The Rev. Dennis Dillon, who took Daughtry’s place as chairman of
the DBLC said he didn’t think Forest City Ratner took their proclamation
demanding inclusion in negotiations seriously.

“Forest City Ratner continues to falsely state that they have offered
us a seat at the table,” Dillon said. “We’re not talking
about sitting around the conference table at Borough Hall to discuss the
CBA with some cheerleaders. We’re talking about the community that
we represent being able to join in on the discussion, in terms of what
has happened, when it will happen, what it will entail and how much of
the taxpayers dollars it will require.”

Dillon compared the kind of consultation his group seeks to those that
Ratner would be required to do with “various anchor tenants …
government officials … and his partners.”

Barring that, Dillon repeated a threat that arose at last week’s
meeting: a boycott of Ratner’s Atlantic Terminal shopping mall on
the day after Thanksgiving, the busiest retail day of the year.

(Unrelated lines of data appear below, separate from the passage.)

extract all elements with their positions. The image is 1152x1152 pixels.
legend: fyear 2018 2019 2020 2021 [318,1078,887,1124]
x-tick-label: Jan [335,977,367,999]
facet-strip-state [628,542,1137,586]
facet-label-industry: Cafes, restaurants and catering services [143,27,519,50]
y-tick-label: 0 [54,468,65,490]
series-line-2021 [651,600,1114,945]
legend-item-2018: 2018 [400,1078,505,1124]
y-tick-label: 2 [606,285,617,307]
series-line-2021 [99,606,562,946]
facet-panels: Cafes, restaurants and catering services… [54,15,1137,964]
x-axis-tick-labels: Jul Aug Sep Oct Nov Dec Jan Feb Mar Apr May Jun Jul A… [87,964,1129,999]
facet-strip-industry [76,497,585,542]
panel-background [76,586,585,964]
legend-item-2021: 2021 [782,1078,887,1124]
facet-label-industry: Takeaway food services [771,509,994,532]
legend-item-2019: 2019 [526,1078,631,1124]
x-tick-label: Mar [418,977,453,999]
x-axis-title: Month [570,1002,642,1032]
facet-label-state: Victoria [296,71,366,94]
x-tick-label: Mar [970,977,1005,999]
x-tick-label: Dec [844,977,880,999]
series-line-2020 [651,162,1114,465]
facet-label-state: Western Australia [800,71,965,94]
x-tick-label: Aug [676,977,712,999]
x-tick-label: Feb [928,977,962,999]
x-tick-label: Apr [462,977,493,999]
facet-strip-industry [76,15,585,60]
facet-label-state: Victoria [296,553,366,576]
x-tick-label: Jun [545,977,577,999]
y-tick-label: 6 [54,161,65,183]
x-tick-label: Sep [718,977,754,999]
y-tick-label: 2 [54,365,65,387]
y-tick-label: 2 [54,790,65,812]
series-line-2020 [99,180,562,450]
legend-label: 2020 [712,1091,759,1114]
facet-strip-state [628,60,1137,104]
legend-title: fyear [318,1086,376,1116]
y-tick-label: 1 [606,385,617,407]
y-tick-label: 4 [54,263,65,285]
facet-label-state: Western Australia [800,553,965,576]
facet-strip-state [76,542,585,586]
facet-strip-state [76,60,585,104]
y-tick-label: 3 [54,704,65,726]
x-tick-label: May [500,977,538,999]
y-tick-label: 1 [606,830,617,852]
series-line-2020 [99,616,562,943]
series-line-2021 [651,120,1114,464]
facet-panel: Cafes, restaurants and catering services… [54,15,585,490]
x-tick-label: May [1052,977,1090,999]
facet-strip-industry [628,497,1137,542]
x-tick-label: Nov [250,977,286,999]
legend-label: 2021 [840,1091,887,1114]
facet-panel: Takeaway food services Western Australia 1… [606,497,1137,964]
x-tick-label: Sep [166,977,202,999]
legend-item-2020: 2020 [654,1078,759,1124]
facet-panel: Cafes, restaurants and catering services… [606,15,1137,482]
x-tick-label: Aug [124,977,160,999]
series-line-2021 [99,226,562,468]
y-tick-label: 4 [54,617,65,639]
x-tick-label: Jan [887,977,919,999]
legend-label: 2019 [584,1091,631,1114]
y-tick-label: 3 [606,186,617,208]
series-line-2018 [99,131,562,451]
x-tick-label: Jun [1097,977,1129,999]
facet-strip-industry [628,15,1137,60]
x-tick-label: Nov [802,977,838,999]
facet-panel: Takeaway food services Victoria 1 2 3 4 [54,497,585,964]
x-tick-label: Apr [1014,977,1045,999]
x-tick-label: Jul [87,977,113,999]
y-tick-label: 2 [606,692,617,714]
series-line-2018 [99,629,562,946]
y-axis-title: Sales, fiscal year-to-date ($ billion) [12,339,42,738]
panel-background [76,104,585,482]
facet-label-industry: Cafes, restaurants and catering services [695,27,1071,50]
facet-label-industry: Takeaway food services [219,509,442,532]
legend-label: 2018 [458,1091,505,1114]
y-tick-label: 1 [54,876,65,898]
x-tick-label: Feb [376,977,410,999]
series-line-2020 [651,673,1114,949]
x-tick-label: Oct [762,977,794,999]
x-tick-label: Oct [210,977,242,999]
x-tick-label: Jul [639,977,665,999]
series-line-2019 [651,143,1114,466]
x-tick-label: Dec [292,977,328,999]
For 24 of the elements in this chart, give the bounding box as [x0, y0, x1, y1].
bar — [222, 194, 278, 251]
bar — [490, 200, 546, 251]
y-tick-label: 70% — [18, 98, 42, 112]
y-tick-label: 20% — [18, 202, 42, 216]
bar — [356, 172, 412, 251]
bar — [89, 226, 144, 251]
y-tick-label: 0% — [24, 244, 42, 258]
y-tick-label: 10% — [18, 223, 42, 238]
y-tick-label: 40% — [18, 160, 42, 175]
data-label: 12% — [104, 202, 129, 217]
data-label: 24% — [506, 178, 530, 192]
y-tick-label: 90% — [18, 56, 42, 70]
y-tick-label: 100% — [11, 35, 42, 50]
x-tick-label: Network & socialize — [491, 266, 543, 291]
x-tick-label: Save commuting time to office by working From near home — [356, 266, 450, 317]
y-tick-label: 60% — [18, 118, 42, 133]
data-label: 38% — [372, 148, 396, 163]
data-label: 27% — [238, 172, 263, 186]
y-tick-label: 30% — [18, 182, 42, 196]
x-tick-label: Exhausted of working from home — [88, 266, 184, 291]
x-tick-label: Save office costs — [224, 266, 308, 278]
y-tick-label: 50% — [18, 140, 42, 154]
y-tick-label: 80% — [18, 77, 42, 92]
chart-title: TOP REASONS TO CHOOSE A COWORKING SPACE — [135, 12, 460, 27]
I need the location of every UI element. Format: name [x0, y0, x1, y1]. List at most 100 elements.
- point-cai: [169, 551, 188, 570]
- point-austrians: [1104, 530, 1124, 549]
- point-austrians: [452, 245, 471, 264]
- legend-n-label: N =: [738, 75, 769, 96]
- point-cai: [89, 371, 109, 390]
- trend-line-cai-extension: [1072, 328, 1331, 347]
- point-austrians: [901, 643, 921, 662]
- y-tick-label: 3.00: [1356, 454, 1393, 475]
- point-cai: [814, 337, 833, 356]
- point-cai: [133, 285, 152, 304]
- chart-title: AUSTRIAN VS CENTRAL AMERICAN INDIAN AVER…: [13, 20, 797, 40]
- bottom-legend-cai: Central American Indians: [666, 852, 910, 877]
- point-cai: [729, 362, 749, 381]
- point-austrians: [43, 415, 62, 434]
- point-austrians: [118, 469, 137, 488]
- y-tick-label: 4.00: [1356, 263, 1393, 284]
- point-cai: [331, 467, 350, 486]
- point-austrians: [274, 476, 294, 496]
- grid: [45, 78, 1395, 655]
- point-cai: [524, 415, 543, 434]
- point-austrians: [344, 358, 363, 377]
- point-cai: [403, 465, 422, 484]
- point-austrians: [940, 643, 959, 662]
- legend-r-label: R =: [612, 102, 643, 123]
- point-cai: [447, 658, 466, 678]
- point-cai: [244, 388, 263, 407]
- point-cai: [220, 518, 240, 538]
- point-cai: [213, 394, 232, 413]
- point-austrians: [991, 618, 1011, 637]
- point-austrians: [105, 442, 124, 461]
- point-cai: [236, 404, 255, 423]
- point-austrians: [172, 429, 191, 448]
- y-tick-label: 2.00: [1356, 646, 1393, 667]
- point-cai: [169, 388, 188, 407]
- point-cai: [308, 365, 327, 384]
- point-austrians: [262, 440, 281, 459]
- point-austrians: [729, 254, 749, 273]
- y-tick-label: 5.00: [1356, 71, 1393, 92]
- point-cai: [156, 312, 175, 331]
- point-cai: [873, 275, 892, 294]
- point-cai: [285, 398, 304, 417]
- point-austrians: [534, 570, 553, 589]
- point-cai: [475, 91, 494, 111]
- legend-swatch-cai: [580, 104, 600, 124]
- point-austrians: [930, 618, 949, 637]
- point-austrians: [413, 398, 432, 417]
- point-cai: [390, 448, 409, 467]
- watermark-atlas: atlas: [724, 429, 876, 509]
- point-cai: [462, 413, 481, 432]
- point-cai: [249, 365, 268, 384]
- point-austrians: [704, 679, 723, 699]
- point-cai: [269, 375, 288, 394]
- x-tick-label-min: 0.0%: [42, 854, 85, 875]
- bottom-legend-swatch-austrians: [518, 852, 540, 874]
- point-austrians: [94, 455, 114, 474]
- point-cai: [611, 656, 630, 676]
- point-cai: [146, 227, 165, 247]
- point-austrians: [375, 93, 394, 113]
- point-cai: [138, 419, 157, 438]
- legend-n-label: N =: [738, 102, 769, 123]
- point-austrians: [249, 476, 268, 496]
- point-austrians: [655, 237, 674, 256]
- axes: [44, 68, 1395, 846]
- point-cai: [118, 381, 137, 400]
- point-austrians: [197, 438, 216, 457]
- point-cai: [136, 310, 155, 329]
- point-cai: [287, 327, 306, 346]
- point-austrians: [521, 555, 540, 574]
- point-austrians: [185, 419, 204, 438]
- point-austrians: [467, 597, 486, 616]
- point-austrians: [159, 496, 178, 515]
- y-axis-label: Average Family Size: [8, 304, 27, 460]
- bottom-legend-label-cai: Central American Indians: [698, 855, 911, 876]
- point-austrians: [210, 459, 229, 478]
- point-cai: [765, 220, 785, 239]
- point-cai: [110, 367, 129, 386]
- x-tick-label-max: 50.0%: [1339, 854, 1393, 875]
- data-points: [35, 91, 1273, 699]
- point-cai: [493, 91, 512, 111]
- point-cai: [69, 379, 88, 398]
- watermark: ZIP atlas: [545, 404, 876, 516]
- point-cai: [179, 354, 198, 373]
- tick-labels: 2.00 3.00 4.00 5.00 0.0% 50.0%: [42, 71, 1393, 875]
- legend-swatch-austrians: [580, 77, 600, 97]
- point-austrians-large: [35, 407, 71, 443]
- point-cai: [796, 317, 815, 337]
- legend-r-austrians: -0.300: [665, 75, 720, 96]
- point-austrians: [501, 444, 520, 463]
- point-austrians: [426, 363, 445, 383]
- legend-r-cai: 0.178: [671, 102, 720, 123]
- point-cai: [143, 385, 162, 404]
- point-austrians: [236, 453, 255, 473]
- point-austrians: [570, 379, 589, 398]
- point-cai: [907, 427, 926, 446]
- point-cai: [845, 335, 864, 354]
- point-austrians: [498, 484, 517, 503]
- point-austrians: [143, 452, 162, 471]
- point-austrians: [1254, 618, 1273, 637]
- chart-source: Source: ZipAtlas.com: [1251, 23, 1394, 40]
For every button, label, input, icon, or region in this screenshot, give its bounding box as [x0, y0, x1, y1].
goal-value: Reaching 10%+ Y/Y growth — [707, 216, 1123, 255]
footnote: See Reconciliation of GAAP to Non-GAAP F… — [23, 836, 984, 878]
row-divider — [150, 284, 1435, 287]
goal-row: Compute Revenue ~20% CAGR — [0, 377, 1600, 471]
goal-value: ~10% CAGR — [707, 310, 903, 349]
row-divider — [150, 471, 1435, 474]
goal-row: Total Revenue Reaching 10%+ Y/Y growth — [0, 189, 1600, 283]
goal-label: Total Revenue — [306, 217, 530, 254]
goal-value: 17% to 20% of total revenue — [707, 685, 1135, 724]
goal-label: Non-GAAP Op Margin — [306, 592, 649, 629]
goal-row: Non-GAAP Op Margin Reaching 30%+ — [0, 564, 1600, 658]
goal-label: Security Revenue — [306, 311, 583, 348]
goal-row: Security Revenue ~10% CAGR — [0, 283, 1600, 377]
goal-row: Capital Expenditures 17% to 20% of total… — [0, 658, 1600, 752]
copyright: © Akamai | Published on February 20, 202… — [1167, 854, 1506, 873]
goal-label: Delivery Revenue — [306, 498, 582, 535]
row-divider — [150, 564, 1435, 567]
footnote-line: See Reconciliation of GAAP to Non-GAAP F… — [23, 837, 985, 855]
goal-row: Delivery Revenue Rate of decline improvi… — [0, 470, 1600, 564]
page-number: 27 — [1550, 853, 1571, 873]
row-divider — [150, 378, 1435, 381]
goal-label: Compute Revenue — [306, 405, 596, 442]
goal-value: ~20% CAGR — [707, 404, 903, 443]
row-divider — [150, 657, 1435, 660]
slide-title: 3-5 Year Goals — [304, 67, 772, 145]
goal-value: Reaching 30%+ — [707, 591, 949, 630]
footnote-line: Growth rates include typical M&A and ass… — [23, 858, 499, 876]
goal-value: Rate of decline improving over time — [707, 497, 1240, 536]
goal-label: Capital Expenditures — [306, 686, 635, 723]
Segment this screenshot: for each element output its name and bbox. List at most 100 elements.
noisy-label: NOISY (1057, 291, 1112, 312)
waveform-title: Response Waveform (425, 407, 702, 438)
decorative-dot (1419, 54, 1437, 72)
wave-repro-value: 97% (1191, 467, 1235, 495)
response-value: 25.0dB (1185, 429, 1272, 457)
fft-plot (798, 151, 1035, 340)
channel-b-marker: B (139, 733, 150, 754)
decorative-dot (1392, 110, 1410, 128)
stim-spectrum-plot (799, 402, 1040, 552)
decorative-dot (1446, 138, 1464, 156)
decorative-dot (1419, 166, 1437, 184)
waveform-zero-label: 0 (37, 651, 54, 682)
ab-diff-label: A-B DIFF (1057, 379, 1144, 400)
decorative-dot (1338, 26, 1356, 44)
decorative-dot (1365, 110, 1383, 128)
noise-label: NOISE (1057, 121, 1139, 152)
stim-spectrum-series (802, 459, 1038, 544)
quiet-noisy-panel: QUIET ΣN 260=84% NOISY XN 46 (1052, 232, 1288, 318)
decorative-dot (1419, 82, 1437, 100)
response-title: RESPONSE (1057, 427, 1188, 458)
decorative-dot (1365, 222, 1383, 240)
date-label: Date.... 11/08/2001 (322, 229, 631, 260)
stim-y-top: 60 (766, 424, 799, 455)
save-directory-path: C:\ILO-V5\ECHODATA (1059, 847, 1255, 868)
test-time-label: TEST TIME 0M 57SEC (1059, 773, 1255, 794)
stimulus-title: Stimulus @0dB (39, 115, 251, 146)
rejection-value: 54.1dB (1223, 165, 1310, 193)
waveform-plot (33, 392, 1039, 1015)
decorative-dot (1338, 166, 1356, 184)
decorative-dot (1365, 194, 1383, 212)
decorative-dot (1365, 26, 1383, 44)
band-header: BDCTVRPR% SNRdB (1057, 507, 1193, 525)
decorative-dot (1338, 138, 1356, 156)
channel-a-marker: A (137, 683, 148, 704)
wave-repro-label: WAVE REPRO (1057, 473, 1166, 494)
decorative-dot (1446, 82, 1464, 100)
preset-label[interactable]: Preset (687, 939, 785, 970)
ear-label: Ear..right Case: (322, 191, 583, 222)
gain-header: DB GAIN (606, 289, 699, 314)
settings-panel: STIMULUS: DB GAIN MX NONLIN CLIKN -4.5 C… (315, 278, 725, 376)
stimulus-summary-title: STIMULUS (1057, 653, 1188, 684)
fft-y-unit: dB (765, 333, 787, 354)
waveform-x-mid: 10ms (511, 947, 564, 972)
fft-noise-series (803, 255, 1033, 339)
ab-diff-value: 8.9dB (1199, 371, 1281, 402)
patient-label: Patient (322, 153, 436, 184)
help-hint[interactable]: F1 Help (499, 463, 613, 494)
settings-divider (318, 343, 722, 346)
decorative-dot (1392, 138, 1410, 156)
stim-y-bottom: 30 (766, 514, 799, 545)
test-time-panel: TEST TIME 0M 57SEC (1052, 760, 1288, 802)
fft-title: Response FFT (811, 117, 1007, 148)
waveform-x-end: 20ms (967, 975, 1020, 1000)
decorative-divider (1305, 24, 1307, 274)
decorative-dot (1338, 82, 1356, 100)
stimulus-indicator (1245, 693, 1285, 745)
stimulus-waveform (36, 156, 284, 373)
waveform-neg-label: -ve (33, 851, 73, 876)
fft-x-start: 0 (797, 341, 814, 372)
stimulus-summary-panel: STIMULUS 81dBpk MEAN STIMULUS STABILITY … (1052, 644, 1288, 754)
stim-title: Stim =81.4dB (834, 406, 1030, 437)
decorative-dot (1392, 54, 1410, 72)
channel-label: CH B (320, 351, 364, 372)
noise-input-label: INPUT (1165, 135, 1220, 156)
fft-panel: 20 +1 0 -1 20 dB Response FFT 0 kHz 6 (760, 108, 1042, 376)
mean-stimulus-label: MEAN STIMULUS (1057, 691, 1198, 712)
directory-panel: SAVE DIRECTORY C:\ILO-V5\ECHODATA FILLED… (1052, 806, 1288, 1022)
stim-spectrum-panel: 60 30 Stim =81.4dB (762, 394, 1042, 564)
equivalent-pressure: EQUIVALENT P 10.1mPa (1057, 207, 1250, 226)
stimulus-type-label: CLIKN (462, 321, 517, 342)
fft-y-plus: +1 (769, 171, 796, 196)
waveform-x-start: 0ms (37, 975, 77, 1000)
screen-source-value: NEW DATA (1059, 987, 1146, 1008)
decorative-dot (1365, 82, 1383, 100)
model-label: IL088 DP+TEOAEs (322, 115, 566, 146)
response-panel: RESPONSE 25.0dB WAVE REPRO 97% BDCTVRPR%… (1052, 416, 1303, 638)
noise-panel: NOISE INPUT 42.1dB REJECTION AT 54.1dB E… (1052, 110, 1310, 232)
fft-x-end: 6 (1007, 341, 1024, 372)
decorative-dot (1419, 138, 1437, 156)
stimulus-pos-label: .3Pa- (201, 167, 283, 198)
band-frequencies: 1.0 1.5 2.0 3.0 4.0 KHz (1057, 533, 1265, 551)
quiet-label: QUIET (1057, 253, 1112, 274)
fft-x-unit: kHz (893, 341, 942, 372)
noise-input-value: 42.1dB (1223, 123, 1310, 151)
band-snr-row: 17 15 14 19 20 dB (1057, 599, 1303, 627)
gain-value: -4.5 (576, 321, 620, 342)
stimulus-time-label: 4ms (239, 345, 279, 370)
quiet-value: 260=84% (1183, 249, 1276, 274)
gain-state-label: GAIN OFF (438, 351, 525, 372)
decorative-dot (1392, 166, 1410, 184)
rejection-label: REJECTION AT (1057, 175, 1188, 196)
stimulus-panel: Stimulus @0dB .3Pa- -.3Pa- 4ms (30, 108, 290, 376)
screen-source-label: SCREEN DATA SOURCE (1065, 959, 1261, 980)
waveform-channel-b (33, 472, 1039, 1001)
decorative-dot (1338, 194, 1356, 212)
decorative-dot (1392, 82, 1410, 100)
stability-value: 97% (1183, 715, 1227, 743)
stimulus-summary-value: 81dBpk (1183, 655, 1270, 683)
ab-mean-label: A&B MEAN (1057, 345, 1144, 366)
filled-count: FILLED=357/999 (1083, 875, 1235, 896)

“The community will be organized to effect economic sanctions against
the Atlantic Terminal mall, and is certainly going to remain vigilant
and determined as a community until justice rolls down like a mighty stream,”
Dillon warned.

“They didn’t have to wait,” said Ratner spokeswoman Johanna
Flattery. “The offer we put on the table is exactly what they were
requesting.”

While Forest City Ratner officials asserted on Thursday that the agreement
they are forging — in closed-door meetings with Borough President
Marty Markowitz, the heads of Community Boards 2, 6 and 8, and members
of select organizations — will be a legally binding contract, they
did not specify what penalties would be issued for violations of the terms,
and acknowledge that there is no independent body providing oversight.

Committing that the development was “more than just basketball,”
Ratner said he has worked to provide jobs, housing and “other benefits
for the people of Brooklyn.”

Among the benefits discussed at the press conference was the creation
of a health center and “intergenerational” facility, both of
which were advocated by Daughtry, as well as job training programs and
a promise to hire one journeyman trainee construction worker for every
four journeymen hired, in an effort to open union jobs to area residents.

Ratner promised Daughtry’s ideas would be introduced to the in-progress
negotiations for the CBA, but Ratner spokesman Joe DePlasco, said the
details of the health clinic and intergenerational facility had not been
decided, and they could end up being one facility.

Daughtry said he resigned as chairman of the DBLC because the group failed
to recognize a “good faith” attempt by Ratner to pull them into
the negotiations.

“It was ours to respond to and I thought that at least we needed
to move ahead,” he said at a community meeting on Tuesday night.

At the same meeting Daughtry told those in attendance that he was still
“out of the loop,” but was ready to take action on behalf of
the community. “I won’t be left out,” he said. “I
can fight and not be accused of being an outsider.”